According to Mark Cary, her fortune was depleted by her father Jack’s stepfather. She had entrusted him with all of her money. Soon she had to return to Vaudeville in order to survive.

“A comeback in early ‘Talkies’ with the new moniker ‘Peggy Montgomery’ was very short-lived. Her credits, as a result, are often mixed with another actress named ‘Peggy Montgomery’, who was a Western ingénue for many years,” according to IMDb.

The former child star who was married to actor Gordon Ayers in 1938 for 10 years, would find hard days ahead, and was often near poverty for years until she began a new career as a book publisher and writer, using the pen name “Diana Serra Cary.”

In her new-found profession, Cary authored “Hollywood Posse” (1975), “Hollywood’s Children,” in which she wrote about her early career, after her stardom years, child stars in general, and Hollywood’s early days.

Diana Serra Cary, 100, currently resides in Gustine, just outside of Modesto. Photo courtesy of Diana Serra Cary

Her autobiography “Whatever Happened to Baby Peggy?” was released in 1996 followed by Jackie Coogan: The World’s Boy King: A Biography of Hollywood’s Legendary Child Star (2007). When she turned 99, she self-published her first novel, “The Drowning of the Moon,” a story that follows her memoir and a biography of Coogan.

“I was happy to find a new calling,” said the grandmother of a 21-year-old granddaughter. “I always wanted to be a writer.”

But what of her films today? Sadly, most of Cary’s works have been lost due to a fire that burned down Century Studios in 1926, destroying almost all her silent shorts.

However, over the years, prints of a few of the two-reelers and features have been found in archives and restored. In addition, she was the subject of the 2012 documentary “Baby Peggy: The Elephant in the Room,” which has been featured on Turner Classic Movies.  
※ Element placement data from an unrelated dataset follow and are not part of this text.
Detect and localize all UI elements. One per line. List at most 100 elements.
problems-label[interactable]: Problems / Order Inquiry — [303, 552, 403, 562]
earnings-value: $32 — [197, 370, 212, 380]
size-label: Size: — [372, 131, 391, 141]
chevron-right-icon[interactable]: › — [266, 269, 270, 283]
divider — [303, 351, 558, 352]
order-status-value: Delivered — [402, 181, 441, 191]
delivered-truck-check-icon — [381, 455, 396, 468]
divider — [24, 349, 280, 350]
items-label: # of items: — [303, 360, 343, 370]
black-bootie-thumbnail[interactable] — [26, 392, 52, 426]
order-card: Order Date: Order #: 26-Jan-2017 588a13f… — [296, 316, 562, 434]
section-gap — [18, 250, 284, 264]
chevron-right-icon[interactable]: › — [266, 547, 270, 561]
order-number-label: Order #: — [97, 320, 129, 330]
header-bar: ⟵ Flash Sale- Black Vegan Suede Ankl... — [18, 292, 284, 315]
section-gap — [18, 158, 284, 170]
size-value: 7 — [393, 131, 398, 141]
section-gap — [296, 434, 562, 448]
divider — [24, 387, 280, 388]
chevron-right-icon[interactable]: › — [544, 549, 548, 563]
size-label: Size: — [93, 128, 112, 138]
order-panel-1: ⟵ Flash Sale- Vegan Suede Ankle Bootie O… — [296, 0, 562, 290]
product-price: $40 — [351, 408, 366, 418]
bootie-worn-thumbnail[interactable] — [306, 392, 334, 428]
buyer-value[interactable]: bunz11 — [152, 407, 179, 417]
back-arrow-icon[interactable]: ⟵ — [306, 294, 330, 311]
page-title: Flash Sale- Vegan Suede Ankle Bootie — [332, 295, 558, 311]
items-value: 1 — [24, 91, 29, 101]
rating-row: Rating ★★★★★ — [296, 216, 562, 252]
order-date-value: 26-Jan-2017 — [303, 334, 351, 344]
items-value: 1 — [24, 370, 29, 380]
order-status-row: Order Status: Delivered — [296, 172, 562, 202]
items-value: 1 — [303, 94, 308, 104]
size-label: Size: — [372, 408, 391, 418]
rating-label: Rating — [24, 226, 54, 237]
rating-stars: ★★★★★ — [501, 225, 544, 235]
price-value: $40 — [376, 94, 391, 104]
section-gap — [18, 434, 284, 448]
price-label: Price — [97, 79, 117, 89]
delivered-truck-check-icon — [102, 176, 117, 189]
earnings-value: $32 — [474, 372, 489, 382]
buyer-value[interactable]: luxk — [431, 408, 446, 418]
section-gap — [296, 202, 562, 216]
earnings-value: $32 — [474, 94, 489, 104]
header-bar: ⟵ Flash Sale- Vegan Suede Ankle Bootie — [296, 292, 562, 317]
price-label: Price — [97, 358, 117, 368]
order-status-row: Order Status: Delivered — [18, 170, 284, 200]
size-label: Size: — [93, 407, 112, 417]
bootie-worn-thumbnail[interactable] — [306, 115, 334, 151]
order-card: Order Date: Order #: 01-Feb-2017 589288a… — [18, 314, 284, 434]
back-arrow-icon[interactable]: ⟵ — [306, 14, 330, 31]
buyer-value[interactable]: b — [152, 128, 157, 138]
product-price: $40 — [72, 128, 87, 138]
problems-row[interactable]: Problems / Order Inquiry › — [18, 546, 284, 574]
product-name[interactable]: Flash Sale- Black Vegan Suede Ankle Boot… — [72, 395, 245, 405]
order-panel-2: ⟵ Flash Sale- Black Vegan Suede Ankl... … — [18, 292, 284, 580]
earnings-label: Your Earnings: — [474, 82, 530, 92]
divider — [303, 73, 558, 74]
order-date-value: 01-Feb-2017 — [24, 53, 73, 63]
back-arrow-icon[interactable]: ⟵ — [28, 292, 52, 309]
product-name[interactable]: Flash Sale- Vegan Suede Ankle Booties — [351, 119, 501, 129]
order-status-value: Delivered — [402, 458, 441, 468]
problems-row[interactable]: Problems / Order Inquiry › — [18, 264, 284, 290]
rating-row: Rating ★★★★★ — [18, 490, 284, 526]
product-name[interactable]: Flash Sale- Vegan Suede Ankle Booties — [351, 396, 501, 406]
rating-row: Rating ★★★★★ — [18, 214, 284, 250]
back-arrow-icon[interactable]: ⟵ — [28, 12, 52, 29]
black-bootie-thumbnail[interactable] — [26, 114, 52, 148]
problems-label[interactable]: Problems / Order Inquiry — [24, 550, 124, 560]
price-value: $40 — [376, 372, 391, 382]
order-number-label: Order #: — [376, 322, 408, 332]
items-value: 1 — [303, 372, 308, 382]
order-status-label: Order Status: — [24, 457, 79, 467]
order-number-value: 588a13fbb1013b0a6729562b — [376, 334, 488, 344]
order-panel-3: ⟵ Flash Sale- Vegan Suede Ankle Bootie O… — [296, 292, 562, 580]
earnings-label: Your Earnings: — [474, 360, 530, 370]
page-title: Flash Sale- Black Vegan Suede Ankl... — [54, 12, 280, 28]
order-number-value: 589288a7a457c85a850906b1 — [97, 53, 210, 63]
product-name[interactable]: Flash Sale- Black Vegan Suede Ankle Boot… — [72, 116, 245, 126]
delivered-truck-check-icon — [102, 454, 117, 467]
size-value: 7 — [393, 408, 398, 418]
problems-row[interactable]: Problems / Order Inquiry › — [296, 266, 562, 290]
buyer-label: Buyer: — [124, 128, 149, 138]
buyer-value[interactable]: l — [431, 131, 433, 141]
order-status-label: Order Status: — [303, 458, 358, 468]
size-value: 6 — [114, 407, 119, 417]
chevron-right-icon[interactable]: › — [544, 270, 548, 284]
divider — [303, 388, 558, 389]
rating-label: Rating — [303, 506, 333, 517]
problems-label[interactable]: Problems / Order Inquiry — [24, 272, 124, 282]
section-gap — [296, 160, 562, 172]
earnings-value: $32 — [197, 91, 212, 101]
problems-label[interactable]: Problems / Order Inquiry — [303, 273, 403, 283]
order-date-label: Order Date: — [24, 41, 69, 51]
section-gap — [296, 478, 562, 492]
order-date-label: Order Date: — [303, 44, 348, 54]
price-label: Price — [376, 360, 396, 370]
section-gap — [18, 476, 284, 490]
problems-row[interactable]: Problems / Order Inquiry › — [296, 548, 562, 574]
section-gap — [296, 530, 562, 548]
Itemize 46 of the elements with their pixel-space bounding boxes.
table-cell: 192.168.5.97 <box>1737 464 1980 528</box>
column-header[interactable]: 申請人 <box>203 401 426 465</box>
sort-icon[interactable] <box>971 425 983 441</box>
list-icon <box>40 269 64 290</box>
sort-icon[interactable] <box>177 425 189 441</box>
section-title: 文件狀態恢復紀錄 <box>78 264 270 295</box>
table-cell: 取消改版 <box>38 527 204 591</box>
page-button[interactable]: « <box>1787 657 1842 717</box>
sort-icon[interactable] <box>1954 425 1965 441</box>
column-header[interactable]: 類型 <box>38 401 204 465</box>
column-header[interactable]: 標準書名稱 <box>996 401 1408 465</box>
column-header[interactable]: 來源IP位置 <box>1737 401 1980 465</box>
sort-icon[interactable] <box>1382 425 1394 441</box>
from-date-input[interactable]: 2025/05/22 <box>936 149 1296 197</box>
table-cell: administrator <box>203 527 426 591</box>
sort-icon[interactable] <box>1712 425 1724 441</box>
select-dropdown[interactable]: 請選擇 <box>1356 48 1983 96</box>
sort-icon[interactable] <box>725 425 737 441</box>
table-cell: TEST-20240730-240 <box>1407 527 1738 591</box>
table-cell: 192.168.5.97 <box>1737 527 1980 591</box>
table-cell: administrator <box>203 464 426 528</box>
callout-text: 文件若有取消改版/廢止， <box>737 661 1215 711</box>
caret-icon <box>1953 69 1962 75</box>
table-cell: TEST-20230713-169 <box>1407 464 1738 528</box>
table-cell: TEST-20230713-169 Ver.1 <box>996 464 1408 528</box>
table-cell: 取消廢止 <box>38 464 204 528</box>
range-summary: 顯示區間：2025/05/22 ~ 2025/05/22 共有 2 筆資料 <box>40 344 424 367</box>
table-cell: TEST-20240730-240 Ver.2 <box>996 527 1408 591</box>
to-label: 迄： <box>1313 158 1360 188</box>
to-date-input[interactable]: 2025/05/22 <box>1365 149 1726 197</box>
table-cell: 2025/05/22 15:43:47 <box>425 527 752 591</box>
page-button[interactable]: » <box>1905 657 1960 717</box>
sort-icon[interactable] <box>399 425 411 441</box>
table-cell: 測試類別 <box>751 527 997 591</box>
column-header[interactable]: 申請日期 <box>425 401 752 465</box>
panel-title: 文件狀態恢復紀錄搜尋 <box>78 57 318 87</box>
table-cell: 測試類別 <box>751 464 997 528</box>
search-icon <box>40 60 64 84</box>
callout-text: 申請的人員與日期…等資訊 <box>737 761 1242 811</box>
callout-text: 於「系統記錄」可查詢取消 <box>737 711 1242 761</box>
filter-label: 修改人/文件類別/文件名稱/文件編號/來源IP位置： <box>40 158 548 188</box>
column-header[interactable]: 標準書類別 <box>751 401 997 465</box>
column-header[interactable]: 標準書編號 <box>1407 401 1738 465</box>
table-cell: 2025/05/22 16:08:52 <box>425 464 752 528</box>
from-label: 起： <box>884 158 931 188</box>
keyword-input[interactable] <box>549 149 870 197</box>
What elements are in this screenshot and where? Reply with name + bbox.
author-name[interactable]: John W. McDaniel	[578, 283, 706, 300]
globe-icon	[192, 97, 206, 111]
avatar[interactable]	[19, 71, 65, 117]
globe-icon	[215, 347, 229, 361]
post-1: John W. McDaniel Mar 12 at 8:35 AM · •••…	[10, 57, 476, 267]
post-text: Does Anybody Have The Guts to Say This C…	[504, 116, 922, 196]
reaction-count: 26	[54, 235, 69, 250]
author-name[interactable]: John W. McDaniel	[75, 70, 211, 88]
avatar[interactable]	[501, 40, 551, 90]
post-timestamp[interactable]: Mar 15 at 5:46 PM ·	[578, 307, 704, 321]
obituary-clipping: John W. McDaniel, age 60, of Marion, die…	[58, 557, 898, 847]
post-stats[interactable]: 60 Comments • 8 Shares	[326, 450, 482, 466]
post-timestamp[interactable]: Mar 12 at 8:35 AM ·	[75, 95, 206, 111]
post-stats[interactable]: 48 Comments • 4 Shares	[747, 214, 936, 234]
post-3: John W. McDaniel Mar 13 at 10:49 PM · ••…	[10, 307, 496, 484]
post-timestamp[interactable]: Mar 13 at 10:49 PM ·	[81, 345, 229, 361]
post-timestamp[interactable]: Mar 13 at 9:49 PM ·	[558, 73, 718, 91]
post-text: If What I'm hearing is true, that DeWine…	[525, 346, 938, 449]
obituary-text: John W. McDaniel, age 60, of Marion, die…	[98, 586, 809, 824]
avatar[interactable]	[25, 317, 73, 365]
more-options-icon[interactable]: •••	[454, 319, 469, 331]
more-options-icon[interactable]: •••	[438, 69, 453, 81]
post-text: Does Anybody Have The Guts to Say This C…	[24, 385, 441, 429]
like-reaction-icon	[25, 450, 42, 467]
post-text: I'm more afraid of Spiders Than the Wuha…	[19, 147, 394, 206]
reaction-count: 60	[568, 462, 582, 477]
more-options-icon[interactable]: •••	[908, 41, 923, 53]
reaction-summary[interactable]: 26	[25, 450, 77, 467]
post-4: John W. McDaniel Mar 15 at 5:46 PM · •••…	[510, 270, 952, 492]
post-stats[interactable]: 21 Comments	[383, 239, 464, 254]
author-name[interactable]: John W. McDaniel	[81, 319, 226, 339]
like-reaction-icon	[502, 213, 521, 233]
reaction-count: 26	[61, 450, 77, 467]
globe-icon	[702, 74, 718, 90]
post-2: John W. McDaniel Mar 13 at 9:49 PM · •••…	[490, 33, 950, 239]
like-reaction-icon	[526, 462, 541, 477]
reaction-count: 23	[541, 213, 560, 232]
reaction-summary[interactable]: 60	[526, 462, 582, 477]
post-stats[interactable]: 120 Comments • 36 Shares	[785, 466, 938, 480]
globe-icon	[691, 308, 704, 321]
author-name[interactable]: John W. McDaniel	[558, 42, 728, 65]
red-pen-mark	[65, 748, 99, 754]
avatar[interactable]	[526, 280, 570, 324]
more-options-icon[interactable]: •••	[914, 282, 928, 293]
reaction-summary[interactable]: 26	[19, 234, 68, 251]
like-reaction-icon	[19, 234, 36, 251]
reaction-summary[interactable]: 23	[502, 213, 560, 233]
While she doesn’t much miss her days in Hollywood, Cary does have some good memories as she told one interviewer for the online publication Silentsaregolden.com: “I see it as all of a piece. It’s kind of like putting a quilt together. Quilt-making is very good because everything becomes equally important and equally valid, and everything forms the core of yourself. So, both the good and the bad — I always felt that was the hand life dealt, and I’ve tried to handle it as best I could. I don’t have any rancor or any anger or anything toward anyone — or toward Hollywood. Even when it was happening, I realized it was nobody’s fault, but you get hurt despite that. But, I’m very peaceful about it.”

1 comment

andi hicks February 4, 2019 at 9:20 am

A truly remarkable woman. I’ve known and loved her since 2003 when
Timeline Films interviewed her for a documentary about Clara Bow for TCM.
At the age of four, Baby Peggy was the star in ‘Helen’s Babies’ where Clara
had her first major role. She still has yet another unpublished novel: The
Castle on the Plains. I hope to see it in print as well as the historically
factual story of the 18th Century silver aristocracy in New Spain.
Read her works — turn them into films — Diana has amazing gifts.